# Thoughts that hurt



## Straysmommy (Dec 23, 2010)

I've written out what goes on inside me these days, almost 1 week after Prince's sudden passing. Maybe others would like to write their painful thoughts as well, who knows, it might help heal...

1. He was too young to die
2. He had suffered enough in his past to die so young
3. He wasn't just a cat, he was an angel that saved my life and taught me so much and guided me
4. I lived for him and now I'm aimless
5. I'll never touch such soft fur again
6. I'll never have such a beautiful cat again, there aren't cats like that in the street
7. Why did God have to take the most important from me, and in such a short time, I had suffered enough in life?
8. Why did it happen to him and not to me?
9. Did I cause his illness or fail to treat it early enough?
10. No one as much as he deserved to live a long, happy life
11. I don't have the energies or motivation to pamper my other cats
12. I feel selfish and unfair going on with the usual routine, as if his death was not a life-altering event
13. I failed him, I had promised him a good life
14. He made me happy, the house is quiet, empty and sad without him
15. He was very emotionally dependent on me and hated to be separated, now he's all alone


----------



## marie5890 (May 18, 2011)

My thoughts over the 2 I had to say goodbye to last year are this simple...
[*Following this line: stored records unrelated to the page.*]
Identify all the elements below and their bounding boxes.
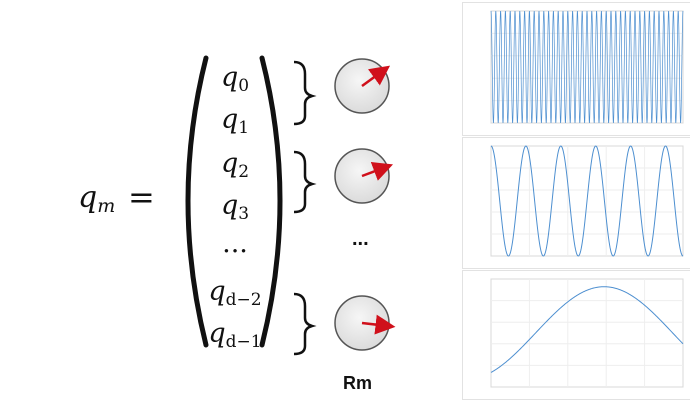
- series-line: [490, 286, 684, 373]
- formula-lhs: qm: [78, 180, 115, 217]
- vector-element-3: q3: [220, 190, 250, 224]
- lhs-base: q: [78, 180, 98, 215]
- vector-element-d-1: qd−1: [208, 318, 262, 352]
- plot-mid-frequency-svg: [490, 145, 684, 257]
- series-line: [490, 145, 684, 257]
- left-parenthesis: [185, 55, 209, 348]
- vector-element-0: q0: [220, 62, 250, 96]
- plot-low-frequency: [462, 270, 690, 400]
- rotation-arrow-2: [361, 162, 394, 181]
- plot-high-frequency-svg: [490, 10, 684, 124]
- lhs-subscript: m: [97, 195, 116, 217]
- series-line: [490, 10, 684, 124]
- vector-element-2: q2: [220, 148, 250, 182]
- rotation-gap-ellipsis: ...: [352, 228, 369, 250]
- vector-ellipsis: ...: [222, 228, 248, 259]
- equals-sign: =: [128, 178, 155, 216]
- plot-mid-frequency: [462, 137, 690, 269]
- vector-element-1: q1: [220, 104, 250, 138]
- brace-2: [293, 150, 317, 214]
- rotation-label: Rm: [343, 373, 373, 393]
- plot-low-frequency-svg: [490, 278, 684, 388]
- brace-3: [293, 292, 317, 356]
- rotation-arrow-1: [361, 65, 391, 88]
- rotation-arrow-3: [361, 314, 396, 335]
- plot-frame: [490, 10, 684, 124]
- vector-element-d-2: qd−2: [208, 276, 262, 310]
- brace-1: [293, 60, 317, 126]
- plot-frame: [490, 278, 684, 388]
- plot-high-frequency: [462, 2, 690, 136]
- right-parenthesis: [259, 55, 283, 348]
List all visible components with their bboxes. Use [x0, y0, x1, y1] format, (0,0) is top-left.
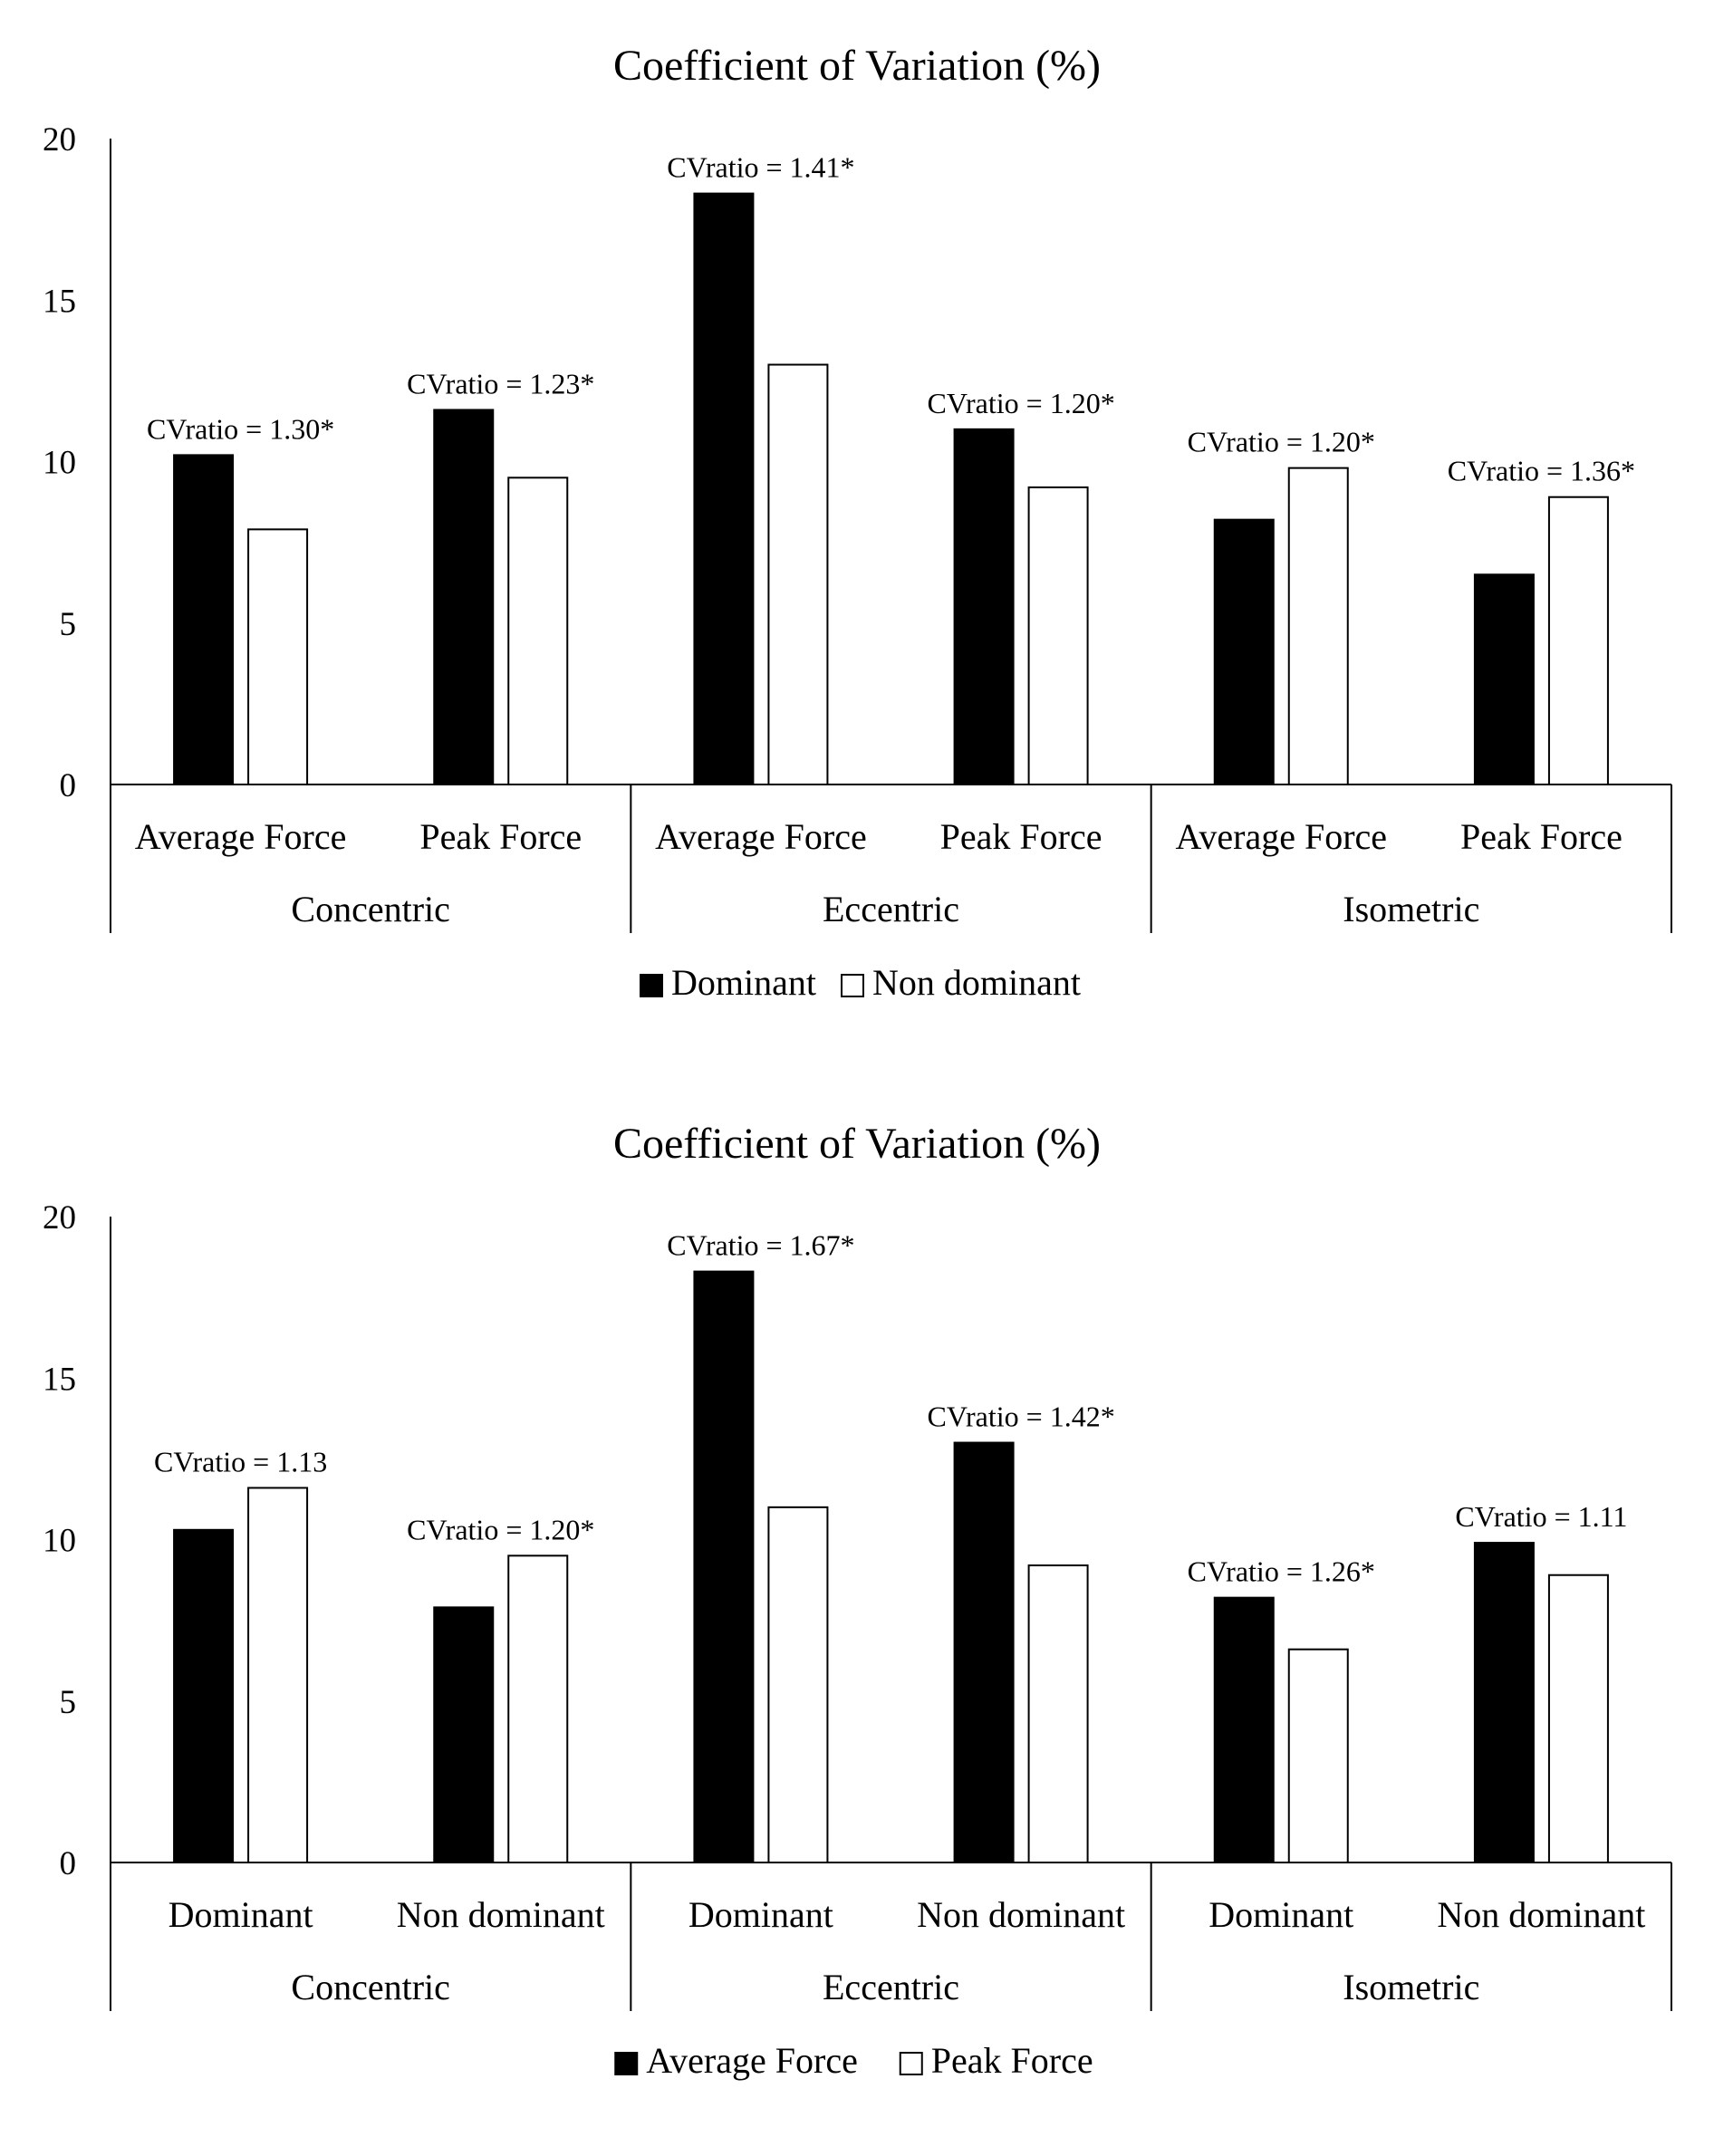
category-label: Average Force	[135, 816, 347, 857]
cvratio-annotation: CVratio = 1.42*	[927, 1400, 1114, 1433]
y-tick-label: 5	[60, 1684, 77, 1721]
cvratio-annotation: CVratio = 1.41*	[667, 151, 854, 184]
y-tick-label: 15	[43, 283, 76, 320]
bar-non-dominant	[1027, 486, 1089, 786]
group-label: Concentric	[291, 1967, 450, 2007]
legend-label: Peak Force	[931, 2040, 1093, 2081]
bar-dominant	[433, 409, 495, 785]
y-tick-label: 0	[60, 1845, 77, 1882]
chart-bottom: Coefficient of Variation (%) 0 5 10 15 20 Conc…	[43, 1120, 1672, 2081]
legend-swatch	[899, 2052, 923, 2075]
category-label: Non dominant	[397, 1894, 605, 1935]
y-tick-label: 20	[43, 121, 76, 159]
cvratio-annotation: CVratio = 1.20*	[1188, 426, 1375, 458]
bar-average-force	[1473, 1542, 1535, 1863]
bar-non-dominant	[507, 476, 569, 785]
chart-title: Coefficient of Variation (%)	[613, 42, 1101, 90]
cvratio-annotation: CVratio = 1.20*	[927, 387, 1114, 419]
cvratio-annotation: CVratio = 1.30*	[147, 412, 334, 445]
bar-dominant	[173, 454, 235, 785]
bar-non-dominant	[1547, 496, 1609, 786]
bar-average-force	[693, 1270, 755, 1864]
bar-non-dominant	[767, 363, 829, 785]
bar-average-force	[433, 1606, 495, 1863]
bar-dominant	[1213, 518, 1275, 785]
legend-label: Non dominant	[872, 962, 1081, 1003]
bar-peak-force	[767, 1506, 829, 1863]
category-label: Non dominant	[917, 1894, 1125, 1935]
cvratio-annotation: CVratio = 1.26*	[1188, 1555, 1375, 1588]
category-label: Dominant	[1208, 1894, 1353, 1935]
category-label: Non dominant	[1437, 1894, 1645, 1935]
y-tick-label: 0	[60, 767, 77, 804]
legend-label: Dominant	[671, 962, 816, 1003]
category-label: Peak Force	[419, 816, 582, 857]
bar-average-force	[953, 1441, 1015, 1863]
legend: Average Force Peak Force	[614, 2040, 1093, 2081]
group-label: Eccentric	[823, 889, 959, 929]
legend-label: Average Force	[646, 2040, 858, 2081]
category-label: Peak Force	[940, 816, 1103, 857]
cvratio-annotation: CVratio = 1.20*	[407, 1513, 594, 1545]
bar-average-force	[1213, 1596, 1275, 1863]
bar-peak-force	[247, 1487, 309, 1863]
legend-swatch	[640, 974, 663, 997]
category-label: Average Force	[1175, 816, 1387, 857]
cvratio-annotation: CVratio = 1.11	[1455, 1500, 1627, 1533]
legend-swatch	[841, 974, 864, 997]
category-label: Dominant	[169, 1894, 313, 1935]
cvratio-annotation: CVratio = 1.36*	[1448, 455, 1635, 487]
cvratio-annotation: CVratio = 1.13	[154, 1445, 327, 1477]
category-label: Average Force	[655, 816, 867, 857]
bar-peak-force	[1287, 1648, 1349, 1864]
bar-dominant	[1473, 573, 1535, 786]
bar-peak-force	[1027, 1564, 1089, 1864]
chart-title: Coefficient of Variation (%)	[613, 1120, 1101, 1168]
cvratio-annotation: CVratio = 1.67*	[667, 1229, 854, 1262]
group-label: Isometric	[1343, 889, 1479, 929]
legend: Dominant Non dominant	[640, 962, 1081, 1003]
y-tick-label: 10	[43, 1523, 76, 1560]
y-tick-label: 15	[43, 1361, 76, 1398]
bar-dominant	[953, 428, 1015, 785]
group-label: Eccentric	[823, 1967, 959, 2007]
y-tick-label: 20	[43, 1199, 76, 1237]
y-tick-label: 5	[60, 606, 77, 643]
category-label: Peak Force	[1460, 816, 1623, 857]
bar-peak-force	[507, 1554, 569, 1863]
legend-swatch	[614, 2052, 639, 2075]
cvratio-annotation: CVratio = 1.23*	[407, 367, 594, 399]
y-tick-label: 10	[43, 445, 76, 482]
bar-non-dominant	[1287, 467, 1349, 785]
bar-non-dominant	[247, 528, 309, 785]
bar-average-force	[173, 1528, 235, 1863]
group-label: Isometric	[1343, 1967, 1479, 2007]
chart-top: Coefficient of Variation (%) 0 5 10 15 20 Conc…	[43, 42, 1672, 1003]
group-label: Concentric	[291, 889, 450, 929]
category-label: Dominant	[688, 1894, 833, 1935]
bar-peak-force	[1547, 1574, 1609, 1864]
bar-dominant	[693, 192, 755, 786]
IM SELFISH AND I WANT THEM BACK!!!!


----------



## NebraskaCat (Jan 15, 2013)

I'm glad you feel that this forum is a place where you can express your grief. So many of us have felt these raw emotions and thoughts that you so eloquently expressed here. We understand.

I don't really have any thoughts to add - so many of the ones you wrote were very active in my head after Simon died. It was a difficult time.

I am very sorry for your loss of Prince. Hopefully there are others (family, friends) around you, even if they don't understand the devastating grip the loss of a pet can have, who can help and support you, both emotionally and with taking care of the other cats and other tasks.


----------



## wallycat (Nov 10, 2012)

I am so sorry you are going through this...it is never easy to lose our best friend, even when they are old and the time "seems" right.
We have to remember that without us, they would have a hard life. With us, they receive companionship, food, shelter and lots of love. That is all anyone of us is capable of doing. Clearly if we could do more, we would.
You did all you could and there is no understanding why some bad things happen to good cats or people. 
I am sure your sweet kitty knew how much you loved him.
His time here was short, but without you, he may have had even less time and struggled. So you were his angel while he was here.


----------



## Marcia (Dec 26, 2010)

#15 - no he's not!! He is with countless loved and lost pets. No pain, no sickness, no loneliness! I'm sorry you are feeling SO sad! I hope the youngsters you are caring for cheer you up!


----------



## Straysmommy (Dec 23, 2010)

16. It's selfish of me to be so sad. God gives and God takes. We must thank God for the gift granted to us and not mope when He decides to take our beloved back to His side. 

Thank you all so much for the comforting posts, unfortunately I don't have any close people in real life to comfort me.


----------